It’s bad enough that Altanta Falcons wideout Julio Jones was part of what’s being described as the worst Super Bowl chokes in history during Sunday night’s epic loss to the New England Patriots…but now the news is getting even worse.
Instead of heading to Disneyland (or at least a ticker tape parade in Boston), reports are emerging that the star player will need off-season foot surgery.
While Jones is known to have been dealing with a sprained ankle, that is not, apparently, the issue that requires surgical repair. According to NFL.com: “If Jones needs surgery, the procedure to fix torn ligaments associated with turf toe will be measured in months but not expected to delay his 2017 season.”

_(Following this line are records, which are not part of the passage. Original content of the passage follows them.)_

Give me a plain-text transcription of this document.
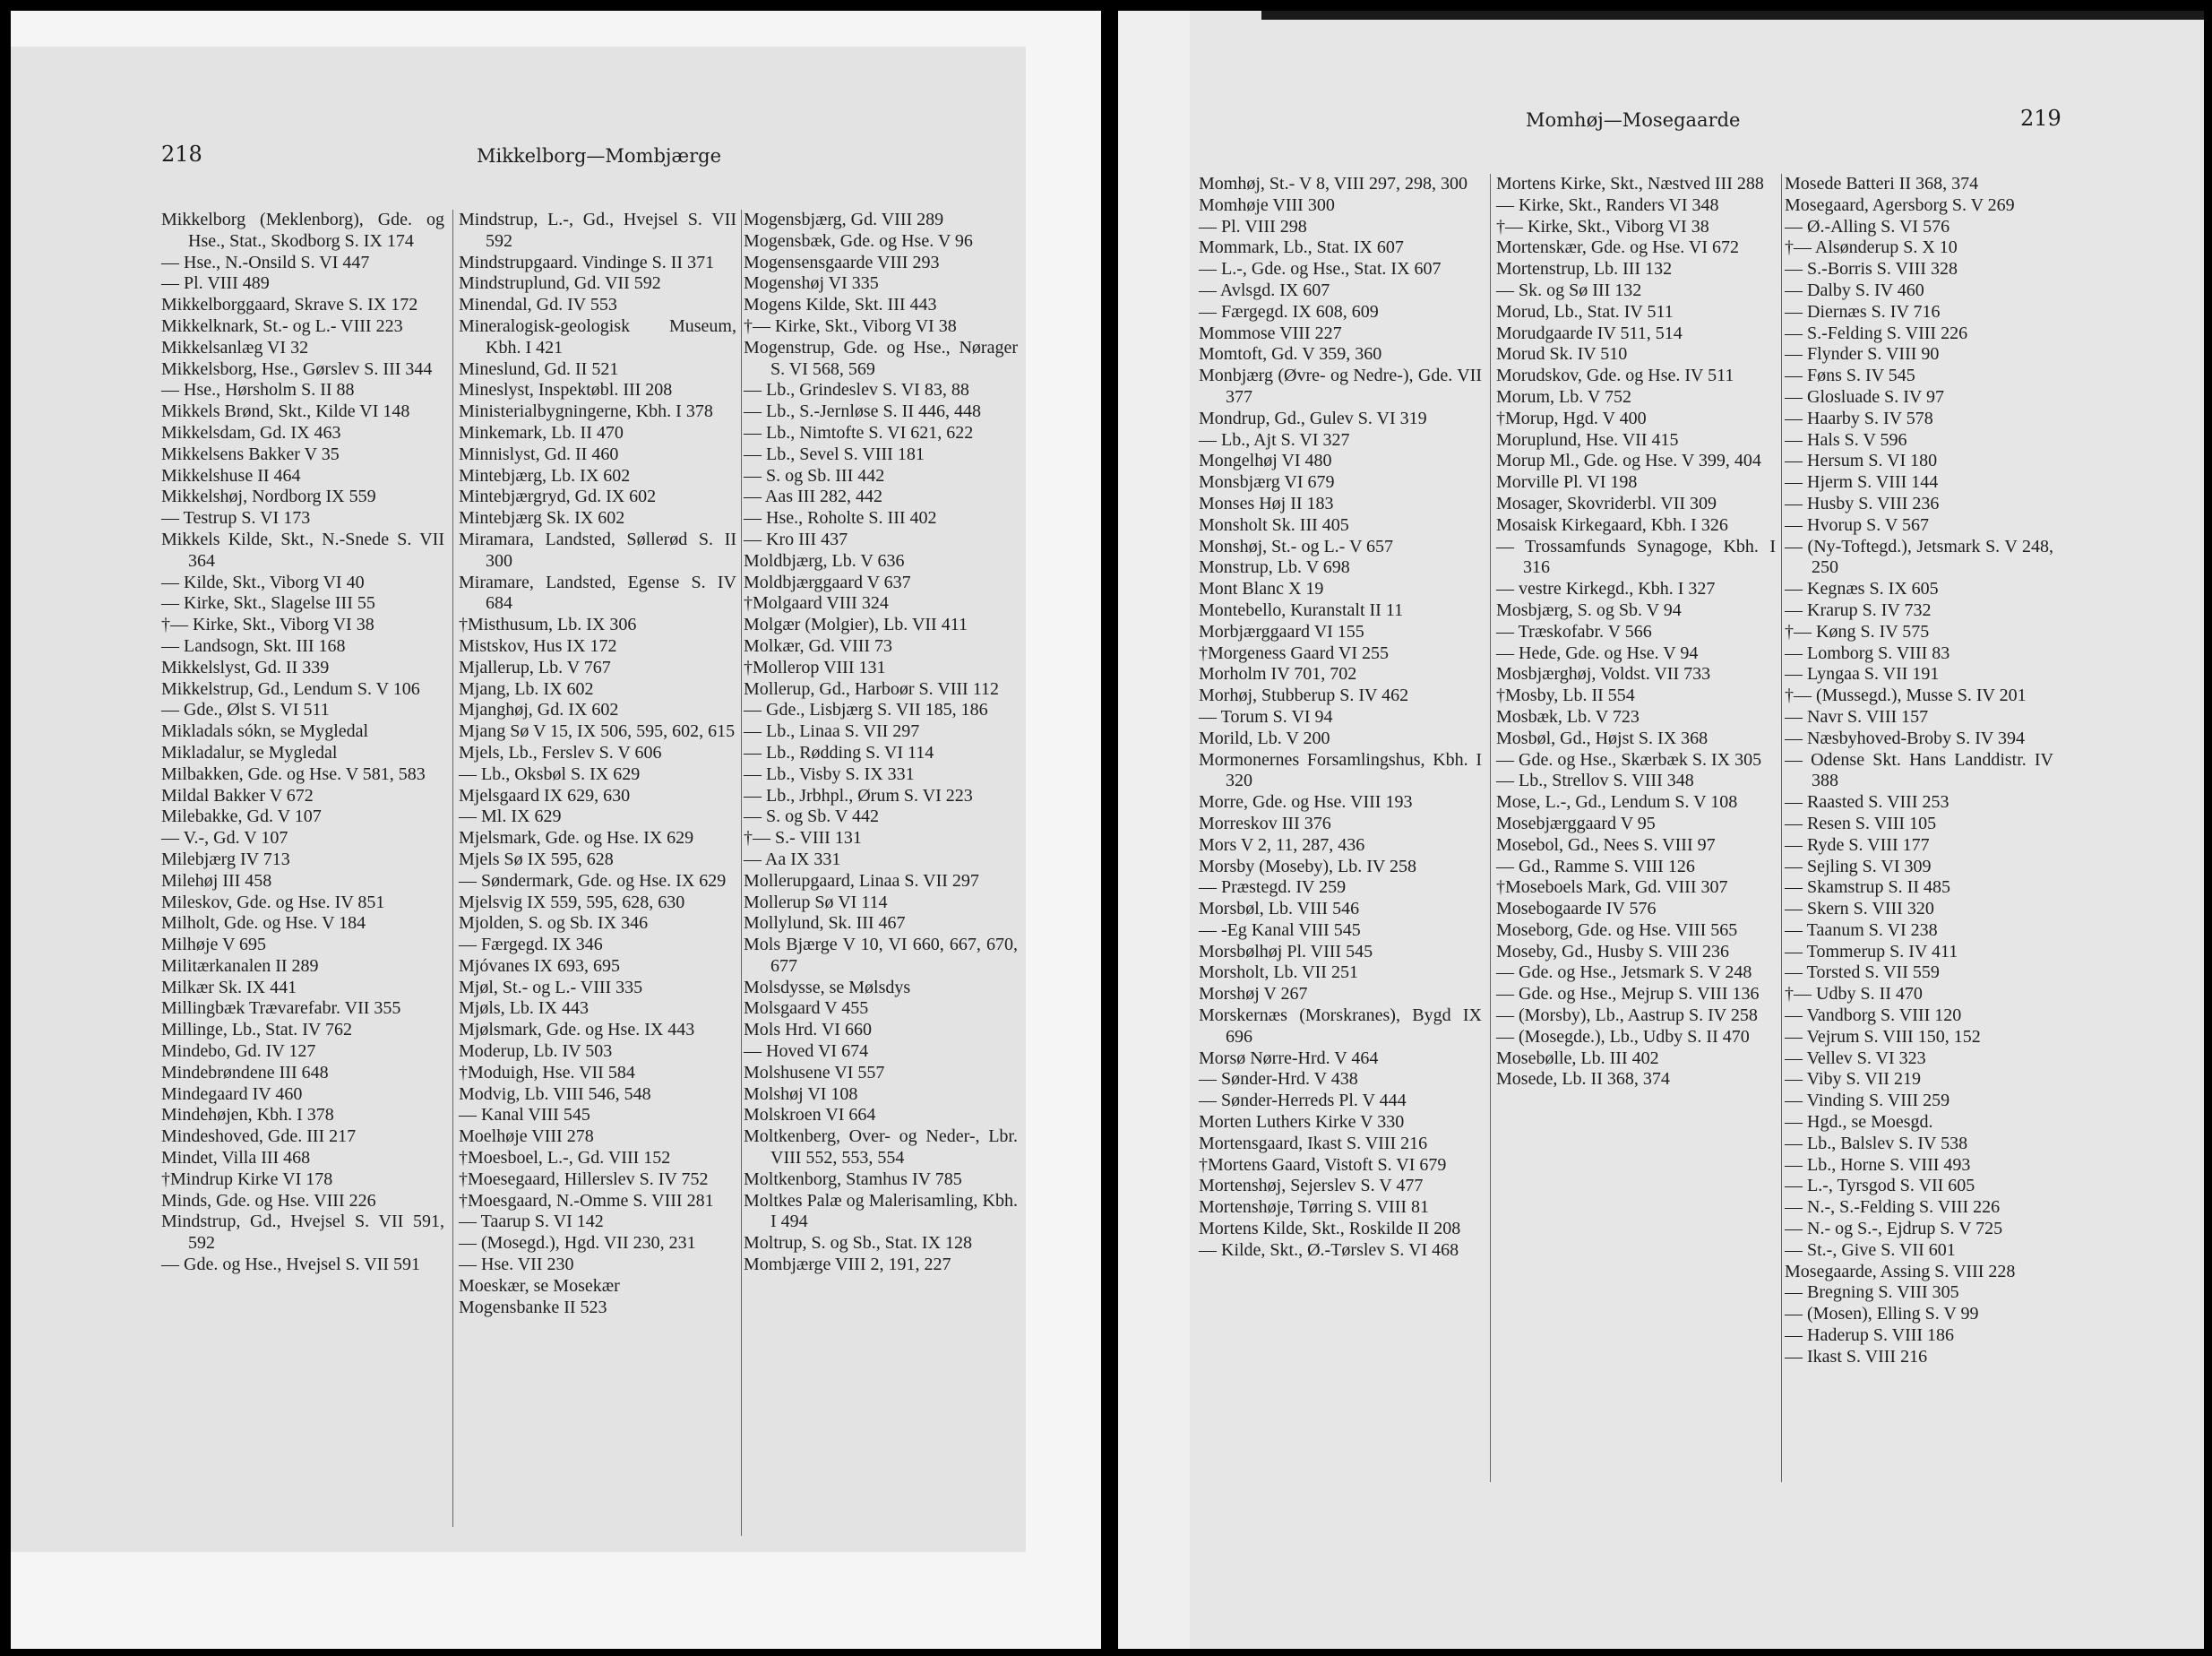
218	Mikkelborg—Mombjærge

Mikkelborg (Meklenborg), Gde. og Hse., Stat., Skodborg S. IX 174

— Hse., N.-Onsild S. VI 447

— Pl. VIII 489

Mikkelborggaard, Skrave S. IX 172

Mikkelknark, St.- og L.- VIII 223

Mikkelsanlæg VI 32

Mikkelsborg, Hse., Gørslev S. III 344

— Hse., Hørsholm S. II 88

Mikkels Brønd, Skt., Kilde VI 148

Mikkelsdam, Gd. IX 463

Mikkelsens Bakker V 35

Mikkelshuse II 464

Mikkelshøj, Nordborg IX 559

— Testrup S. VI 173

Mikkels Kilde, Skt., N.-Snede S. VII 364

— Kilde, Skt., Viborg VI 40

— Kirke, Skt., Slagelse III 55

†— Kirke, Skt., Viborg VI 38

— Landsogn, Skt. III 168

Mikkelslyst, Gd. II 339

Mikkelstrup, Gd., Lendum S. V 106

— Gde., Ølst S. VI 511

Mikladals sókn, se Mygledal

Mikladalur, se Mygledal

Milbakken, Gde. og Hse. V 581, 583

Mildal Bakker V 672

Milebakke, Gd. V 107

— V.-, Gd. V 107

Milebjærg IV 713

Milehøj III 458

Mileskov, Gde. og Hse. IV 851

Milholt, Gde. og Hse. V 184

Milhøje V 695

Militærkanalen II 289

Milkær Sk. IX 441

Millingbæk Trævarefabr. VII 355

Millinge, Lb., Stat. IV 762

Mindebo, Gd. IV 127

Mindebrøndene III 648

Mindegaard IV 460

Mindehøjen, Kbh. I 378

Mindeshoved, Gde. III 217

Mindet, Villa III 468

†Mindrup Kirke VI 178

Minds, Gde. og Hse. VIII 226

Mindstrup, Gd., Hvejsel S. VII 591, 592

— Gde. og Hse., Hvejsel S. VII 591

Mindstrup, L.-, Gd., Hvejsel S. VII 592

Mindstrupgaard. Vindinge S. II 371

Mindstruplund, Gd. VII 592

Minendal, Gd. IV 553

Mineralogisk-geologisk Museum, Kbh. I 421

Mineslund, Gd. II 521

Mineslyst, Inspektøbl. III 208

Ministerialbygningerne, Kbh. I 378

Minkemark, Lb. II 470

Minnislyst, Gd. II 460

Mintebjærg, Lb. IX 602

Mintebjærgryd, Gd. IX 602

Mintebjærg Sk. IX 602

Miramara, Landsted, Søllerød S. II 300

Miramare, Landsted, Egense S. IV 684

†Misthusum, Lb. IX 306

Mistskov, Hus IX 172

Mjallerup, Lb. V 767

Mjang, Lb. IX 602

Mjanghøj, Gd. IX 602

Mjang Sø V 15, IX 506, 595, 602, 615

Mjels, Lb., Ferslev S. V 606

— Lb., Oksbøl S. IX 629

Mjelsgaard IX 629, 630

— Ml. IX 629

Mjelsmark, Gde. og Hse. IX 629

Mjels Sø IX 595, 628

— Søndermark, Gde. og Hse. IX 629

Mjelsvig IX 559, 595, 628, 630

Mjolden, S. og Sb. IX 346

— Færgegd. IX 346

Mjóvanes IX 693, 695

Mjøl, St.- og L.- VIII 335

Mjøls, Lb. IX 443

Mjølsmark, Gde. og Hse. IX 443

Moderup, Lb. IV 503

†Moduigh, Hse. VII 584

Modvig, Lb. VIII 546, 548

— Kanal VIII 545

Moelhøje VIII 278

†Moesboel, L.-, Gd. VIII 152

†Moesegaard, Hillerslev S. IV 752

†Moesgaard, N.-Omme S. VIII 281

— Taarup S. VI 142

— (Mosegd.), Hgd. VII 230, 231

— Hse. VII 230

Moeskær, se Mosekær

Mogensbanke II 523

Mogensbjærg, Gd. VIII 289

Mogensbæk, Gde. og Hse. V 96

Mogensensgaarde VIII 293

Mogenshøj VI 335

Mogens Kilde, Skt. III 443

†— Kirke, Skt., Viborg VI 38

Mogenstrup, Gde. og Hse., Nørager S. VI 568, 569

— Lb., Grindeslev S. VI 83, 88

— Lb., S.-Jernløse S. II 446, 448

— Lb., Nimtofte S. VI 621, 622

— Lb., Sevel S. VIII 181

— S. og Sb. III 442

— Aas III 282, 442

— Hse., Roholte S. III 402

— Kro III 437

Moldbjærg, Lb. V 636

Moldbjærggaard V 637

†Molgaard VIII 324

Molgær (Molgier), Lb. VII 411

Molkær, Gd. VIII 73

†Mollerop VIII 131

Mollerup, Gd., Harboør S. VIII 112

— Gde., Lisbjærg S. VII 185, 186

— Lb., Linaa S. VII 297

— Lb., Rødding S. VI 114

— Lb., Visby S. IX 331

— Lb., Jrbhpl., Ørum S. VI 223

— S. og Sb. V 442

†— S.- VIII 131

— Aa IX 331

Mollerupgaard, Linaa S. VII 297

Mollerup Sø VI 114

Mollylund, Sk. III 467

Mols Bjærge V 10, VI 660, 667, 670, 677

Molsdysse, se Mølsdys

Molsgaard V 455

Mols Hrd. VI 660

— Hoved VI 674

Molshusene VI 557

Molshøj VI 108

Molskroen VI 664

Moltkenberg, Over- og Neder-, Lbr. VIII 552, 553, 554

Moltkenborg, Stamhus IV 785

Moltkes Palæ og Malerisamling, Kbh. I 494

Moltrup, S. og Sb., Stat. IX 128

Mombjærge VIII 2, 191, 227

Momhøj—Mosegaarde	219

Momhøj, St.- V 8, VIII 297, 298, 300

Momhøje VIII 300

— Pl. VIII 298

Mommark, Lb., Stat. IX 607

— L.-, Gde. og Hse., Stat. IX 607

— Avlsgd. IX 607

— Færgegd. IX 608, 609

Mommose VIII 227

Momtoft, Gd. V 359, 360

Monbjærg (Øvre- og Nedre-), Gde. VII 377

Mondrup, Gd., Gulev S. VI 319

— Lb., Ajt S. VI 327

Mongelhøj VI 480

Monsbjærg VI 679

Monses Høj II 183

Monsholt Sk. III 405

Monshøj, St.- og L.- V 657

Monstrup, Lb. V 698

Mont Blanc X 19

Montebello, Kuranstalt II 11

Morbjærggaard VI 155

†Morgeness Gaard VI 255

Morholm IV 701, 702

Morhøj, Stubberup S. IV 462

— Torum S. VI 94

Morild, Lb. V 200

Mormonernes Forsamlingshus, Kbh. I 320

Morre, Gde. og Hse. VIII 193

Morreskov III 376

Mors V 2, 11, 287, 436

Morsby (Moseby), Lb. IV 258

— Præstegd. IV 259

Morsbøl, Lb. VIII 546

— -Eg Kanal VIII 545

Morsbølhøj Pl. VIII 545

Morsholt, Lb. VII 251

Morshøj V 267

Morskernæs (Morskranes), Bygd IX 696

Morsø Nørre-Hrd. V 464

— Sønder-Hrd. V 438

— Sønder-Herreds Pl. V 444

Morten Luthers Kirke V 330

Mortensgaard, Ikast S. VIII 216

†Mortens Gaard, Vistoft S. VI 679

Mortenshøj, Sejerslev S. V 477

Mortenshøje, Tørring S. VIII 81

Mortens Kilde, Skt., Roskilde II 208

— Kilde, Skt., Ø.-Tørslev S. VI 468

Mortens Kirke, Skt., Næstved III 288

— Kirke, Skt., Randers VI 348

†— Kirke, Skt., Viborg VI 38

Mortenskær, Gde. og Hse. VI 672

Mortenstrup, Lb. III 132

— Sk. og Sø III 132

Morud, Lb., Stat. IV 511

Morudgaarde IV 511, 514

Morud Sk. IV 510

Morudskov, Gde. og Hse. IV 511

Morum, Lb. V 752

†Morup, Hgd. V 400

Moruplund, Hse. VII 415

Morup Ml., Gde. og Hse. V 399, 404

Morville Pl. VI 198

Mosager, Skovriderbl. VII 309

Mosaisk Kirkegaard, Kbh. I 326

— Trossamfunds Synagoge, Kbh. I 316

— vestre Kirkegd., Kbh. I 327

Mosbjærg, S. og Sb. V 94

— Træskofabr. V 566

— Hede, Gde. og Hse. V 94

Mosbjærghøj, Voldst. VII 733

†Mosby, Lb. II 554

Mosbæk, Lb. V 723

Mosbøl, Gd., Højst S. IX 368

— Gde. og Hse., Skærbæk S. IX 305

— Lb., Strellov S. VIII 348

Mose, L.-, Gd., Lendum S. V 108

Mosebjærggaard V 95

Mosebol, Gd., Nees S. VIII 97

— Gd., Ramme S. VIII 126

†Moseboels Mark, Gd. VIII 307

Mosebogaarde IV 576

Moseborg, Gde. og Hse. VIII 565

Moseby, Gd., Husby S. VIII 236

— Gde. og Hse., Jetsmark S. V 248

— Gde. og Hse., Mejrup S. VIII 136

— (Morsby), Lb., Aastrup S. IV 258

— (Mosegde.), Lb., Udby S. II 470

Mosebølle, Lb. III 402

Mosede, Lb. II 368, 374

Mosede Batteri II 368, 374

Mosegaard, Agersborg S. V 269

— Ø.-Alling S. VI 576

†— Alsønderup S. X 10

— S.-Borris S. VIII 328

— Dalby S. IV 460

— Diernæs S. IV 716

— S.-Felding S. VIII 226

— Flynder S. VIII 90

— Føns S. IV 545

— Glosluade S. IV 97

— Haarby S. IV 578

— Hals S. V 596

— Hersum S. VI 180

— Hjerm S. VIII 144

— Husby S. VIII 236

— Hvorup S. V 567

— (Ny-Toftegd.), Jetsmark S. V 248, 250

— Kegnæs S. IX 605

— Krarup S. IV 732

†— Køng S. IV 575

— Lomborg S. VIII 83

— Lyngaa S. VII 191

†— (Mussegd.), Musse S. IV 201

— Navr S. VIII 157

— Næsbyhoved-Broby S. IV 394

— Odense Skt. Hans Landdistr. IV 388

— Raasted S. VIII 253

— Resen S. VIII 105

— Ryde S. VIII 177

— Sejling S. VI 309

— Skamstrup S. II 485

— Skern S. VIII 320

— Taanum S. VI 238

— Tommerup S. IV 411

— Torsted S. VII 559

†— Udby S. II 470

— Vandborg S. VIII 120

— Vejrum S. VIII 150, 152

— Vellev S. VI 323

— Viby S. VII 219

— Vinding S. VIII 259

— Hgd., se Moesgd.

— Lb., Balslev S. IV 538

— Lb., Horne S. VIII 493

— L.-, Tyrsgod S. VII 605

— N.-, S.-Felding S. VIII 226

— N.- og S.-, Ejdrup S. V 725

— St.-, Give S. VII 601

Mosegaarde, Assing S. VIII 228

— Bregning S. VIII 305

— (Mosen), Elling S. V 99

— Haderup S. VIII 186

— Ikast S. VIII 216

“Turf toe” is a term used to describe a sprain of the big toe that results from athletic activity. It can be caused by excessive upward bending of the big toe joint, usually due to jamming or to pushing off for a run or jump. While the injury is most common in football players like Jones, any athlete that plays on hard surfaces like turf or gym floors—hello, basketball players and gymnasts—can be susceptible.
Typically, RICE (rest, ice, compression and elevation) can cause symptoms like pain, swelling and limited joint movement to subside. If, however, the athlete continues the repetitive motions that caused the initial injury, damage may progress to the point that surgery is required.
The key to diagnosing and treating turf toe before it requires surgical repair is taking note of symptoms during their earliest appearance—with this condition, typically, symptoms appear and progress slowly.If you’ve noticed pain in your big toe after athletic activity, it’s worth being examined by your podiatrist. X-rays and advanced imaging are usually involved in diagnosing turf toe, especially in order to rule out a broken bone, so this is the time of pain you certainly wouldn’t want to walk off or self-treat at home.